Tytuł tak debilny jak pisanie " drużyna Kapustki pokonała Sevillę".
Pełne trybuny stadionu King Power Stadium ( wybudowany w 2002, kosztował 37 000 000 GBP czyli licząc na okrągło = 185 000 000 zł! Mieści 32 000 widzów).
Dlaczego to piszę bo przypomniałem sobie że wybudowanie stadionu w Poznaniu szacowano na  638 000 000 zł ,a mieści ok 42 000 widzów. Czyli tak lekko licząc stadion na Bułgarskiej TRZY  RAZY droższy !
Niewiarygodne, że w Anglii można wybudować wcale niemały stadion za TAKIE pieniądze.

 No dobra.
Przed meczem sprawdziłem która to w lidze jest Sevilla.
Jest trzecia za Realem i Barcą ( do Barcy traci 3 pkt), a wyprzedza o 5 pkt Atletico Madryt.
Patrząc na wynik pierwszego meczu w Sewilli ( 2-1) i dość cienką postawę "lisów" w Premier League stawiałem raczej na Hiszpanów, że wywiozą co najmniej remis i awansują.

Spodziewałem się z jednej strony "meczu walki" i powiewu artyzmu Sevilli.
Dostałem zupełnie coś innego.
Ciekawie grający Leicester, mający na dodatek jeszcze ze 3 setki (2x Vardy i 1x Slimani) no i na dodatek strzelający 2 bramki.
Ta pierwsza (Morgan)  strzelona chyba kolanem po rzucie rożnym, druga już bardziej piłkarska.
Rywal z Sewilli , co zaskakiwało, grał "po angielsku" czyli piłka na skrzydło i wrzutka "na 11 tkę".
Tak grali chyba z 80% meczu.
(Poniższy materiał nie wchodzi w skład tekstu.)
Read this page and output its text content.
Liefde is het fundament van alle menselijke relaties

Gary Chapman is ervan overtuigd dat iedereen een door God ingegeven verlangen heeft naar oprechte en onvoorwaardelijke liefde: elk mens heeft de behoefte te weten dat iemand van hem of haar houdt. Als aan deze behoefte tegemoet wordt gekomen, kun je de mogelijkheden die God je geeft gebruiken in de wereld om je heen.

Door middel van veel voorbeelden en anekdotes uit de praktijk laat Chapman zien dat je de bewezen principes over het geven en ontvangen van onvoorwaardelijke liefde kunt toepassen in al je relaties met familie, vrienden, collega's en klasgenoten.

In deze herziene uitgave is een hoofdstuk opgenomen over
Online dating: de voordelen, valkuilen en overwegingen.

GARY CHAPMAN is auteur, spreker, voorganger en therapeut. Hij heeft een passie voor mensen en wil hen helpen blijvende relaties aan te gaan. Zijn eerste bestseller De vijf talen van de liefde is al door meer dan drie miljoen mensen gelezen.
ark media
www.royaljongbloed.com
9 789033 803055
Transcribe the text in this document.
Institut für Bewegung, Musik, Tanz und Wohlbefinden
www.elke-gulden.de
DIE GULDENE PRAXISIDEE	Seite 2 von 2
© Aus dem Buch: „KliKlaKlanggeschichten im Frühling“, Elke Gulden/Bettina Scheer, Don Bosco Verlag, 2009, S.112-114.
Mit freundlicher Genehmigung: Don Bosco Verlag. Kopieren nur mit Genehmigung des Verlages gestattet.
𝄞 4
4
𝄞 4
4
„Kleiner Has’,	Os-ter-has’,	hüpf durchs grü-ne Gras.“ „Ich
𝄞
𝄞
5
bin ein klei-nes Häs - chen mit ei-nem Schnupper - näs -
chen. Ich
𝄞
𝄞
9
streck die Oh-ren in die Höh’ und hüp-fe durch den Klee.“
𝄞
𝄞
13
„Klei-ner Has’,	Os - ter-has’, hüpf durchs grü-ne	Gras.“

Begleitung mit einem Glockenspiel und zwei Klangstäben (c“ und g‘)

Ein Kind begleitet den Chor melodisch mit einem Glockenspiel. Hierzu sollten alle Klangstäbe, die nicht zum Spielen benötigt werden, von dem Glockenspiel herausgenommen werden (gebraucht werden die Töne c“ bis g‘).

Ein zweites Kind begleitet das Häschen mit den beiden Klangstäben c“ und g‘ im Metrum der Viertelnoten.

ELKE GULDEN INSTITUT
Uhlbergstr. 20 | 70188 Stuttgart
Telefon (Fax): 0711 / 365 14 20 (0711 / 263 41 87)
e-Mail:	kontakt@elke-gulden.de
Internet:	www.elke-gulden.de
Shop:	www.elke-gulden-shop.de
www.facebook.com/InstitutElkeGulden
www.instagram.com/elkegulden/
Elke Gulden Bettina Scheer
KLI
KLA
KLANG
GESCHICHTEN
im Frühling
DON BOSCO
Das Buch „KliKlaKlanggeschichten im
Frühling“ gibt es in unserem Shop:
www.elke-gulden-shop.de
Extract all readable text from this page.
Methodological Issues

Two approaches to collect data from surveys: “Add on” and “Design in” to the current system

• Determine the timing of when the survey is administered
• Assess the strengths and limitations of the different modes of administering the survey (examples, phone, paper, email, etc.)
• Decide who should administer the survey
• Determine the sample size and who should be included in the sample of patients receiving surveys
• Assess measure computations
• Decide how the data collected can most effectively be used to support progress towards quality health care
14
Kiedy zaczynali grać "po obwodzie" i prostopadlą piłką ( między 70-80 minutą) robiło się gorąco pod bramką Smeichela.

Oprócz bramek dostaliśmy karnego ( nie strzelił gracz Sevilli , w  79') i czerwoną kartkę dla gracza rywali Leicester ( Nasri  75' za 2 żółte).
Przyznam jednak, że to Anglicy mieli więcej szans, a  ich posiadanie piłki na poziomie 27% niewiele znaczyło dla samej gry.

No i jest niespodzianka.
Polska może być dumna , bo nasi "gwiazdorzy" Kapustka i Wasilewski grają dalej i mamy dwóch Polaków w 1/4 LM... he he he.




Jutro gra MCity z Monaco ( kibicuję żabojadom, bo gra w Monaco Kamil Glik którego bardzo lubię).